As an external observer, I think it's not so much about whether the current US government is incompetent or not, although of course that does play some role. The key point is that a large fraction of USians have a purely ideological belief that government cannot ever be good.

As a consequence, too large a fraction of the population and of political leadership don't even try to make government institutions better, and are instead actively standing in the way of people who do try. Instead, they end up dismantling institutions or making them worse when they fail to dismantle them. (Note that this is the semi-official policy of one of your major parties. They call it "starve the beast".)

And yes, this is genuinely different from other countries. Over here, while trust in institutions is often lower than it would ideally be, the vast majority consensus at least of political and media leadership is that government can and should be good. As a consequence there's a significant number of people over here genuinely trying to make better government happen, to at least some success.
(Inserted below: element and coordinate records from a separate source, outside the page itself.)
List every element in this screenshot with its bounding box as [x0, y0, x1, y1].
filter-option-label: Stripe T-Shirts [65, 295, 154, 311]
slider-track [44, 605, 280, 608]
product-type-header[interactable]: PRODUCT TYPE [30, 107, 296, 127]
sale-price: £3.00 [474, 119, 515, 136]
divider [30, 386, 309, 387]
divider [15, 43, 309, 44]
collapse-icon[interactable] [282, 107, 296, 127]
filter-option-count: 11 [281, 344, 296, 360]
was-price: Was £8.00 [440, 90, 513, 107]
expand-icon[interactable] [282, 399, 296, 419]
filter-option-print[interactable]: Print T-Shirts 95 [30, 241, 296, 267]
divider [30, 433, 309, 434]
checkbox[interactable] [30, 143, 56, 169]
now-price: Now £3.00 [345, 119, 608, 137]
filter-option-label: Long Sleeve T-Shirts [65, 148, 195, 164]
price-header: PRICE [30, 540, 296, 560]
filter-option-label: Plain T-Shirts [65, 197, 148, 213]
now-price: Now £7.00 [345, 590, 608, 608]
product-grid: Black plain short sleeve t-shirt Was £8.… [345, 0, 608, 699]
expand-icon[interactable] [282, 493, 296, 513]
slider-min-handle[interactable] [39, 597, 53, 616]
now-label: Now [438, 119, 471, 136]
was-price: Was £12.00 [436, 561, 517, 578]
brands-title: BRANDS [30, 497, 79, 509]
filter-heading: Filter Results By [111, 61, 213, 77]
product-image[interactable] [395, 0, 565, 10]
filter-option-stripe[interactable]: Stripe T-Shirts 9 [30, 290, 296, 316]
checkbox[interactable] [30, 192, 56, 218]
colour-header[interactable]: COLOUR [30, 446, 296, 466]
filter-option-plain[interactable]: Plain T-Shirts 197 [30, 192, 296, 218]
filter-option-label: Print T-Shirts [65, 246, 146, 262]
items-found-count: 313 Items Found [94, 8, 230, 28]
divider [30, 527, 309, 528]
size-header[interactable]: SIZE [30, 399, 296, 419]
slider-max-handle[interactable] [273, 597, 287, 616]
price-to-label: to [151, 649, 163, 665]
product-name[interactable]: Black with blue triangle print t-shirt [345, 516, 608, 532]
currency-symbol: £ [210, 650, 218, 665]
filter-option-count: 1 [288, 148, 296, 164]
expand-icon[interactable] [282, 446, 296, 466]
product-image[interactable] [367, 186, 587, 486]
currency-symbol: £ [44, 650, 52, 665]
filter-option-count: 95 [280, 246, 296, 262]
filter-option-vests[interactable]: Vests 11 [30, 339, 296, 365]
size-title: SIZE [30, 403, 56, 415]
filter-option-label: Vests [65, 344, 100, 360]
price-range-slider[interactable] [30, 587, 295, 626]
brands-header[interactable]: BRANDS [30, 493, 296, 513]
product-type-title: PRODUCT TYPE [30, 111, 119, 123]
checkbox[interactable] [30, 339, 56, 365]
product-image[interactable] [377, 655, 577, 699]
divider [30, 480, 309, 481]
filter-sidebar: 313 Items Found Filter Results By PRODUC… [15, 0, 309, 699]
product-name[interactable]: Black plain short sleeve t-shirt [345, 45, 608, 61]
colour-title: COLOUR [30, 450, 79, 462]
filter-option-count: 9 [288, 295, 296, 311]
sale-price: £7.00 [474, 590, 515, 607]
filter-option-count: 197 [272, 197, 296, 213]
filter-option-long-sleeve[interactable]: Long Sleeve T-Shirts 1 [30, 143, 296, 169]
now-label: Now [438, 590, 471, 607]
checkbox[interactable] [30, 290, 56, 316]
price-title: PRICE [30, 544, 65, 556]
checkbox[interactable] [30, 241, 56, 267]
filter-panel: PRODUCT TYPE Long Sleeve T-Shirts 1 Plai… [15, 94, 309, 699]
It's really no surprise that US government is so dysfunctional, and it's entirely self-inflicted by bad culture.

> As an external observer, I think it's not so much about whether the current US government is incompetent or not, although of course that does play some role. The key point is that a large fraction of USians have a purely ideological belief that government cannot ever be good.

I'd be wary of outgroup homogeneity bias here. I'm a fairly big-government guy; there are plenty of things the market is sorely ill-equipped to handle where active, competent govt can do tons of good.

But unlike most people on the big-govt side of the discussion, I don't think that it's blasphemy to question why the US govt is so especially incompetent in certain areas (infra construction is a glaring example, etc). Waving it away as "they don't have enough funding to do good things" is undetermined, the kind of answer that people reach for because it seems obvious, not because it's correct (or rather, complete).

While I've decided that big govt is, in many cases, worth the inefficiency, it's still worth asking _why_ it's inefficient and whether we can improve this. I also don't begrudge some very smart friends of mine who've decided that its inefficiency means that decentralizing power is a better path forward. I can guarantee you that all the people I've talked to who feel that way have given it far more thought than the simple-minded stereotypes the GP comment engages in.